As to whether or not there is speculative borrowing to fund parallel market activity, simple arithmetic would suggest this is not the case.


At the current allocation rate of US$11 million per auction, over a year the Reserve Bank would have allocated US$1,144 billion. According to the fourth quarter monetary policy statement, in 1996 (which we shall take as the proxy for a ‘normal’ year) the country’s total foreign currency earnings were US$3,878 billion. Yet in spite of this, the country still needed an additional US$1,062 billion in “grants and other transfers” to balance off the books.


It is thus reasonable to say that this year, given a larger population and more adverse conditions (drought, reduced agricultural and industrial activity etc), the country’s foreign currency requirements would exceed US$5 billion.

That the amount of bids is currently standing at only just over US$200 million is thus actually quite surprising.


Raising the level of interest rates would not result in the country requiring less foreign currency, and could be compared to over-inflating the tyres on a car in the hope that this would re-start a stalled engine.


In any case, borrowing rates on average are currently at between 105 and 125%, which works out to between 174 and 228% on a compounded basis. Given the effort and length of time it now takes to get a loan approved, and the additional time needed to get funds from the auctions, it is hardly likely that there are many people speculating on the foreign currency auction as a means of livelihood.


Given that we do not, and are not likely to have a source of balance of payments support in the short to medium-term, our only hope lies in boosting exports and remittances from the diaspora. Currently, virtually all exporting companies have cut down on export volumes (see this article on our website www.adway.co.zw for details) citing an unviable exchange rate regime.


Their actions are entirely reasonable, given that their export revenues would have grown only about 32% over 2004 ceteris paribus, against input cost increases averaging 132%. They are advocating that the exchange rate should be determined by market forces, as opposed to the controlled auction rate.


Allowing market forces to determine the exchange rate without balance of payments support, and under the current situation where supply far exceeds demand would result in extreme decline of the exchange rate, to such an extent that our currency would become grossly undervalued, which would be an equally undesirable situation.

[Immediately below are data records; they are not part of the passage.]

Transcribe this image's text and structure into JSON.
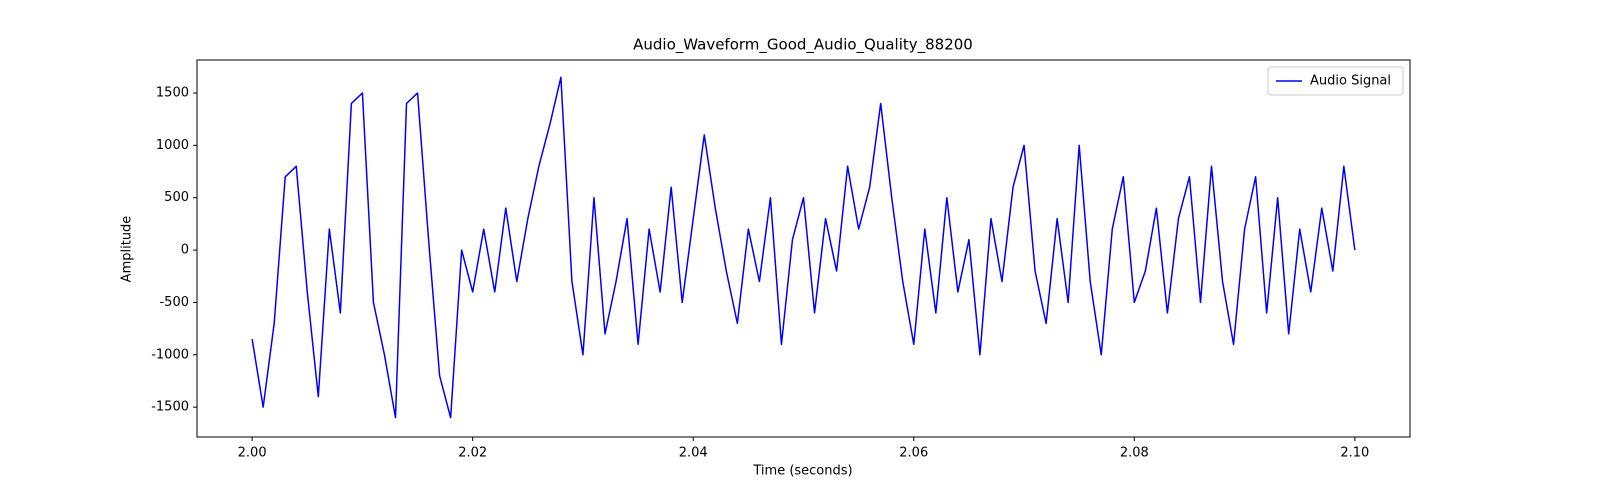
{
  "chart_data": {
    "type": "line",
    "title": "Audio_Waveform_Good_Audio_Quality_88200",
    "xlabel": "Time (seconds)",
    "ylabel": "Amplitude",
    "x": [
      2.0,
      2.001,
      2.002,
      2.003,
      2.004,
      2.005,
      2.006,
      2.007,
      2.008,
      2.009,
      2.01,
      2.011,
      2.012,
      2.013,
      2.014,
      2.015,
      2.016,
      2.017,
      2.018,
      2.019,
      2.02,
      2.021,
      2.022,
      2.023,
      2.024,
      2.025,
      2.026,
      2.027,
      2.028,
      2.029,
      2.03,
      2.031,
      2.032,
      2.033,
      2.034,
      2.035,
      2.036,
      2.037,
      2.038,
      2.039,
      2.04,
      2.041,
      2.042,
      2.043,
      2.044,
      2.045,
      2.046,
      2.047,
      2.048,
      2.049,
      2.05,
      2.051,
      2.052,
      2.053,
      2.054,
      2.055,
      2.056,
      2.057,
      2.058,
      2.059,
      2.06,
      2.061,
      2.062,
      2.063,
      2.064,
      2.065,
      2.066,
      2.067,
      2.068,
      2.069,
      2.07,
      2.071,
      2.072,
      2.073,
      2.074,
      2.075,
      2.076,
      2.077,
      2.078,
      2.079,
      2.08,
      2.081,
      2.082,
      2.083,
      2.084,
      2.085,
      2.086,
      2.087,
      2.088,
      2.089,
      2.09,
      2.091,
      2.092,
      2.093,
      2.094,
      2.095,
      2.096,
      2.097,
      2.098,
      2.099,
      2.1
    ],
    "series": [
      {
        "name": "Audio Signal",
        "color": "#0000ff",
        "values": [
          -850,
          -1500,
          -700,
          700,
          800,
          -400,
          -1400,
          200,
          -600,
          1400,
          1500,
          -500,
          -1000,
          -1600,
          1400,
          1500,
          100,
          -1200,
          -1600,
          0,
          -400,
          200,
          -400,
          400,
          -300,
          300,
          800,
          1200,
          1650,
          -300,
          -1000,
          500,
          -800,
          -300,
          300,
          -900,
          200,
          -400,
          600,
          -500,
          300,
          1100,
          400,
          -200,
          -700,
          200,
          -300,
          500,
          -900,
          100,
          500,
          -600,
          300,
          -200,
          800,
          200,
          600,
          1400,
          500,
          -300,
          -900,
          200,
          -600,
          500,
          -400,
          100,
          -1000,
          300,
          -300,
          600,
          1000,
          -200,
          -700,
          300,
          -500,
          1000,
          -300,
          -1000,
          200,
          700,
          -500,
          -200,
          400,
          -600,
          300,
          700,
          -500,
          800,
          -300,
          -900,
          200,
          700,
          -600,
          500,
          -800,
          200,
          -400,
          400,
          -200,
          800,
          0
        ]
      }
    ],
    "xlim": [
      1.995,
      2.105
    ],
    "xticks": [
      {
        "value": 2,
        "label": "2.00"
      },
      2.02,
      2.04,
      2.06,
      2.08,
      {
        "value": 2.1,
        "label": "2.10"
      }
    ],
    "ylim": [
      -1785,
      1815
    ],
    "yticks": [
      -1500,
      -1000,
      -500,
      0,
      500,
      1000,
      1500
    ],
    "legend": "upper right",
    "grid": false
  }
}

Consider, on the other hand, pegging the exchange rate to month-on-month inflation after effecting an appropriate devaluation. The exporters would get reasonable value as their costs and revenues are growing in tandem. They would actually benefit from increasing exports as they would be able to retain more foreign currency to fund their operations; the auction system would continue to have more bids than available currency, which would make it the source of last resort.


People remitting from the diaspora would also get good value as their remittances’ purchasing power remains constant over time. Bids would continue to outstrip supply on the auction, but as exports and remittances increase, the gap would gradually decline. When bids and offers eventually become matched, the exchange rate could then be left to the dictates of market forces.


Defending the currency is only effective when done to counteract short-term speculative attacks on the currency, or to smooth out seasonal effects on demand and supply. It also requires foreign currency reserves. In our case, pressure on the currency is emanating from fundamental weaknesses within our economy. — Own Correspondent.